И Свит пошёл. Вернулся он что-то уж больно скоро, сразу видно, воду силой грел, а не на огне. Сунулся было снова присесть рядом со мной, но баба Вася и тут его перехватила и мигом выставила вон:

— Давай, давай, голубчик, ступай вниз. Если вдруг что потребуется — я позову. Займись делом: в сухое переоденься, горяченького поешь. А то вон уже весь дрожишь. И рюмашечку пропусти для согреву. Тебе теперь захворать никак нельзя, жену с сыном кормить надо.

И Свит снова безропотно подчинился. Чудеса да и только!

Баба Вася водворилась у нас на целых три дня. И все эти дни она нянчилась и со мной, и с Лучиком, точно мы оба только что народились на свет. Учила меня, как малыша помыть, как удобно к груди приложить, как на руки взять, чтоб не потревожить… И так-то у неё всё ловко и спокойно получалось, что мне думалось: вот поправлюсь чуток — и тоже смогу.

Саму меня и на третий день ещё сквозняком шатало. И со мной баба Вася тоже возилась, как с малым дитём: поила травами, мыла, меняла измаранные пелёнки да рубашки, кормила с ложки, водила под руки к ведру…

Мне всё казалось, что Лучик слишком маленький и слабый, а баба Вася всегда его хвалила, говорила, что и крепок, и здоров, и ест хорошо. А раз, его умывая, сказала:

— Экой он у тебя глазастенький! Весь в папашу, точёненький: и носик, и бровки… Такой же красавчик вырастет девкам на печаль.

Я тогда сильно удивилась. Лучик-то ладно, но кто б назвал красавчиком белозорого Свита? А потом подумала и решила, что это баба Вася для того моего мужа хвалит, чтобы мне приятное сделать.

Свита она пускала в каморку на нас с Лучиком посмотреть, но всякий раз не надолго и в добрый час. А мне объясняла так:

— Мужчины народ нервный, им всю эту нашу изнанку видеть ни к чему. Лиха им и на службе хватает, а дома должно быть хорошо и спокойно. Твой-то ещё молодец: не растерялся, увидав, как ты на пороге без памяти в луже крови лежишь. И после не охладел, видно, что любит. Другой кто после эдакого зрелища мог бы нос начать воротить.

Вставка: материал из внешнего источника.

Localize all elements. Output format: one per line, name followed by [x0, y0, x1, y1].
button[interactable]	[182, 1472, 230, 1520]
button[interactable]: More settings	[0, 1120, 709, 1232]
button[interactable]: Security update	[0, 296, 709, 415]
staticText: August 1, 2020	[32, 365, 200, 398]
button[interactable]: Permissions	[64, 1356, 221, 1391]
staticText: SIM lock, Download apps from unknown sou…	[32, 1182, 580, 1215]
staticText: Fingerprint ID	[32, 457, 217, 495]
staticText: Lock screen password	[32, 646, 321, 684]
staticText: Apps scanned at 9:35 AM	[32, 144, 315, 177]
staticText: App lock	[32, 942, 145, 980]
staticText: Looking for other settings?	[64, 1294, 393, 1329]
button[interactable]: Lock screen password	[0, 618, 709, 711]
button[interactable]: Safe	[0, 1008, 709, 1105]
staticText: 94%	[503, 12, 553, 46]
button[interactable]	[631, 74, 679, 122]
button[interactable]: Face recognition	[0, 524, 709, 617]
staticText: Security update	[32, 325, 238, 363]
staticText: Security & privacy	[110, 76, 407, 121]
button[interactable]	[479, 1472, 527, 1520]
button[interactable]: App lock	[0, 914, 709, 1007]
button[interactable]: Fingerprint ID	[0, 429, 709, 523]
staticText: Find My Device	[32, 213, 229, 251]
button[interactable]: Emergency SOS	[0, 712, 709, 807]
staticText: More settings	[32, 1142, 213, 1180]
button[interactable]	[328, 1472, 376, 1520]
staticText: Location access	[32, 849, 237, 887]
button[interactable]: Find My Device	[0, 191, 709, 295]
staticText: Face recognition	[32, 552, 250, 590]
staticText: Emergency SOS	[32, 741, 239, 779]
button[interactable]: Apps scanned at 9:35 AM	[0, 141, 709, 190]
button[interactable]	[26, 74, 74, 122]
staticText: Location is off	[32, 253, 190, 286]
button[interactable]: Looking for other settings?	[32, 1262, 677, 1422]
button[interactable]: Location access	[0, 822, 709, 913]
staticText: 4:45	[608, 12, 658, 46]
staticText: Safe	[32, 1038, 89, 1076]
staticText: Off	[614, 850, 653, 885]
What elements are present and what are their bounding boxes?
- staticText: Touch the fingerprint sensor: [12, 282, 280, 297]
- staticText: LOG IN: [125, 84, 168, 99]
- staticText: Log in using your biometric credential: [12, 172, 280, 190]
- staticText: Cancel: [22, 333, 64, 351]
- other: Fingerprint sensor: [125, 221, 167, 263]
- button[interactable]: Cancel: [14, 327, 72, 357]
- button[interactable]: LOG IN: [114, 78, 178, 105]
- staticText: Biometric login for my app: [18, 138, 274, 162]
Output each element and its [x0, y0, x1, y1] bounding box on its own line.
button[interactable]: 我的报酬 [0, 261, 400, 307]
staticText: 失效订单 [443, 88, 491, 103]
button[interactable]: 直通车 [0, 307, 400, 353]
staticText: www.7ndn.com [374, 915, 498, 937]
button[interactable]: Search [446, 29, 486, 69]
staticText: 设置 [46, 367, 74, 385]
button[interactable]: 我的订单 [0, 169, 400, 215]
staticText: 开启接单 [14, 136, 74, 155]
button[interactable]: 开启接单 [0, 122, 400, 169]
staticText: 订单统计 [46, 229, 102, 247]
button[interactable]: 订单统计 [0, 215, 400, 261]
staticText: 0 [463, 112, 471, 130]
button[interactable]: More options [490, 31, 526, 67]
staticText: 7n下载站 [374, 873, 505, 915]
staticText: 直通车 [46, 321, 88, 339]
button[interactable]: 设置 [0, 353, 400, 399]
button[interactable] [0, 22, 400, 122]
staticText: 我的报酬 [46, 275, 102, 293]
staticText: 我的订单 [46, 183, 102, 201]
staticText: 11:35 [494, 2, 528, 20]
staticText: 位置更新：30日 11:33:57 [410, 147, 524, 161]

На те две ночи, что баба Вася спала подле меня, Свит перебрался к Корвину. И всё бы ничего, вот только в первую ночь Свит учинил нам нежданную побудку. Я уже давно приметила, что Свит часто вскакивает до рассвета воды попить, и начала ставить ему кружку с водой у постели, чтоб не шастал раздетый по сквозняку. Он на Корвинову половину перебрался, а кружку-то свою у нас позабыл. Как пропели третьи петухи, слышу: дверь каморки отворилась, половицы заскрипели. А у меня как раз у постели ночное ведро стояло, чтоб далеко не ходить. И, как на грех, в тот раз не пустое. Ну, Свит спросонья на него и наскочил. Вот уж шуму было да ругани, а потом ещё и уборки…

В тот же утро я глядела из окна, как Свит уезжает на службу. Он, как всегда, когда в дурном настроении, не стал открывать ворота, а потащил Кренделька через калитку в поводу. Только калитка сделана на человечью мерку, и потому узка и низка, а Кренделёк куда как толст. Он сперва в створе Свита больно прижал, провёз рёбрами о косяк, а потом ещё и зацепился за щеколду путлищем. Но конь-то старый и умный, как почуял, что ремень натянулся и не пускает, встал в проходе, и ни туда, ни сюда. Свит его тянет, а конь ни с места. Свит тогда сгоряча отвесил ему пинка. Кренделёк прянул назад в калитку, треснулся затылком о низкую притолоку, и с испугу как прыгнет вперёд! Путлище оборвал, а Свита так толкнул грудью, что тот сразу с ног долой да в уличную канаву. Мальчишки соседские со смеху чуть с забора не попадали. Свит зыркнул на них так, что они своими смешками вмиг подавились, а потом как был, мокрый и грязный с головы до ног, вскочил в седло без стремени и укатил.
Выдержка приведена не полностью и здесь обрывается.